There are two superb critiques of this latest fashion from a left-wing political perspective: one is an article by David Hirsh published in April in the Jewish Chronicle, the other is a post by Shalom Lappin published on normblog in May. Lappin describes the "psychologizing discourse" as "a vintage case of pseudo-science in the service of prejudice" and emphasizes that it is used to lend respectability to "attitudes and assumptions that would be inadmissible if expressed in traditional terms."
But it's perhaps also time to let the "psychologizers" have a taste of their own medicine. A recent article written by some of the members of the "psychoactive" group whose work inspired the Birkbeck conference throws some light on their own "psychoactivity." In an article published in September, members of the group describe their emotions during and after Israel's military campaign against Gaza. They note that due to their opposition to the Gaza campaign, they felt "a sense of deep disconnection from the Israeli collective." At the same time, it seems that the efforts of the group members to remain engaged in a mutually supportive dialogue with their colleagues in Gaza, the West Bank and Israeli Arab communities were not all that rewarding:
The fact that we were activists speaking out against the attack did not really count in our favour: we were perceived as part of the attacking entity and hence as an address for expressions of frustration and outrage. […] From time to time the Jewish participants came up with calls for Palestinians to express their disavowal of Hamas or their recognition of the suffering of the Jewish citizens of Sderot or the Gaza area. Such demands were perceived as non-legitimate by most Palestinians [!!!!!] - at a time when Israel was carrying out, in their words, war crimes against their brethren in Gaza. […] our need to feel moral and humane was linked to Palestinians' recognition of our morality and humanity.
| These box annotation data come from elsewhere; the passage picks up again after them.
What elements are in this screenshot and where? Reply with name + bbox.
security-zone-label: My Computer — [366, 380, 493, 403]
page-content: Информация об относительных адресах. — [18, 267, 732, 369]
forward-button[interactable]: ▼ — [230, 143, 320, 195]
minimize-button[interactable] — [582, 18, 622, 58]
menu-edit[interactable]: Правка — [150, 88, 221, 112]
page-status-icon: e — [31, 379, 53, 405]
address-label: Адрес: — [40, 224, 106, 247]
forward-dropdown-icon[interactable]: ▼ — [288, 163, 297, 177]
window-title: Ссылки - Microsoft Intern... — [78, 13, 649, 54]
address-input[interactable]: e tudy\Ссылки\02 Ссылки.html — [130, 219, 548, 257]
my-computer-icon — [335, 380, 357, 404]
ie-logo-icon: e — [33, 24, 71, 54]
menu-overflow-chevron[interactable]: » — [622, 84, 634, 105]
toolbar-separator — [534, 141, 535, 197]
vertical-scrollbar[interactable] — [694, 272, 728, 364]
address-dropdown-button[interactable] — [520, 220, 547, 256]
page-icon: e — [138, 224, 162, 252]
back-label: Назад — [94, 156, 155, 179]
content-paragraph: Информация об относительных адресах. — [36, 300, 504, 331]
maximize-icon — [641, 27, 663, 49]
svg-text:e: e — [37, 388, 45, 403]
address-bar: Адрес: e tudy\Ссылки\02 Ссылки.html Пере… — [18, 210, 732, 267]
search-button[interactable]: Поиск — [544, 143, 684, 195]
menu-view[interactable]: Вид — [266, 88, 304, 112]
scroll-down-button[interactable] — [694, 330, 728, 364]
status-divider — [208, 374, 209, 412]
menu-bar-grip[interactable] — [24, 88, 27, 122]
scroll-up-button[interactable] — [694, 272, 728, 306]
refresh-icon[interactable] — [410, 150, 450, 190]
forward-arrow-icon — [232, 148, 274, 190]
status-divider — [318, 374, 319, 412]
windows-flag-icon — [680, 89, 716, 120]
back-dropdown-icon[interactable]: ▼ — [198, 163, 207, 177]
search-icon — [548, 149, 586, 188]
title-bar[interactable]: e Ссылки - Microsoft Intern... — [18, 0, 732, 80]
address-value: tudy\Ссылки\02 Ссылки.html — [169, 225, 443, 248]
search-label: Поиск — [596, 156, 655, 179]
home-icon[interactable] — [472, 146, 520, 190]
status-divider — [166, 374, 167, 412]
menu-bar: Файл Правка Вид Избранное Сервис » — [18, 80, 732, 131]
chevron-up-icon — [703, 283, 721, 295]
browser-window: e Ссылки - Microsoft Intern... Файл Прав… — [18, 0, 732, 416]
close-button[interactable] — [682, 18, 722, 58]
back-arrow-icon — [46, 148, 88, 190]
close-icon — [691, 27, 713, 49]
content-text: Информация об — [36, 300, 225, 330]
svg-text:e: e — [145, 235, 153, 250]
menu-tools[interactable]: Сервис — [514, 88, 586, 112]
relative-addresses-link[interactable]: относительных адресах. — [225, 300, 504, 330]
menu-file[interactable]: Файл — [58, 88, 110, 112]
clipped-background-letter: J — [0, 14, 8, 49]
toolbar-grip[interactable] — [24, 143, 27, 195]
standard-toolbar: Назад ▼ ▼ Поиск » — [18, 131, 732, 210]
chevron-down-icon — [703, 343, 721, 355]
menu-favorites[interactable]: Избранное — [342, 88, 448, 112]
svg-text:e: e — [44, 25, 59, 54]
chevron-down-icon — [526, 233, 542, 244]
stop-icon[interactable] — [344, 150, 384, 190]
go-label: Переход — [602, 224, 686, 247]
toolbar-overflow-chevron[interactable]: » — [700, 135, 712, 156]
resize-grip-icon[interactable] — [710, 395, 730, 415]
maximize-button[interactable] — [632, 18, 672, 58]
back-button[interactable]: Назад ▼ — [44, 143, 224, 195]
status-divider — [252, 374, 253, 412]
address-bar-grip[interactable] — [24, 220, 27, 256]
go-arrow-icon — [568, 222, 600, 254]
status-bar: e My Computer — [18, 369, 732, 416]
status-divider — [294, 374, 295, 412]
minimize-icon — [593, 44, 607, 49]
Whether consciously or not, we expected to receive recognition and acknowledgement in our activities, and to assert the difference between ourselves and the Jewish majority. We needed to confirm our humanity and morality through its appreciation by the Palestinian participants. When this did not quite happen, we found ourselves, again, coping with a sense of isolation and loneliness.
When the bar for the sought-after "recognition" is set so high, some real effort is required - like talk about a "full-blown Palestinian Holocaust being part of an unconscious Israeli itinerary" during a conference in London. That should do the trick and get the Jewish group members the desperately sought "recognition and acknowledgement," and help them "to assert the difference between ourselves and the Jewish majority" by confirming their "humanity and morality through its appreciation by the Palestinian participants."
Obviously, this is the perfect description of what is usually meant by "self-hatred." But this example also provides a perfect illustration why this concept is problematic: the "psychoactivity" described here has nothing to do with self-hatred; to the contrary, it reveals a sense of superiority that sets a small self-appointed "elite" apart from an inferior majority that is unable and unwilling to live up to the lofty standards this elite holds dear.
But what can you do: in Israel, it just isn't everybody's thing to hold out for a pat on the back and a heart-felt "well done" from people who see no reason to disavow Hamas.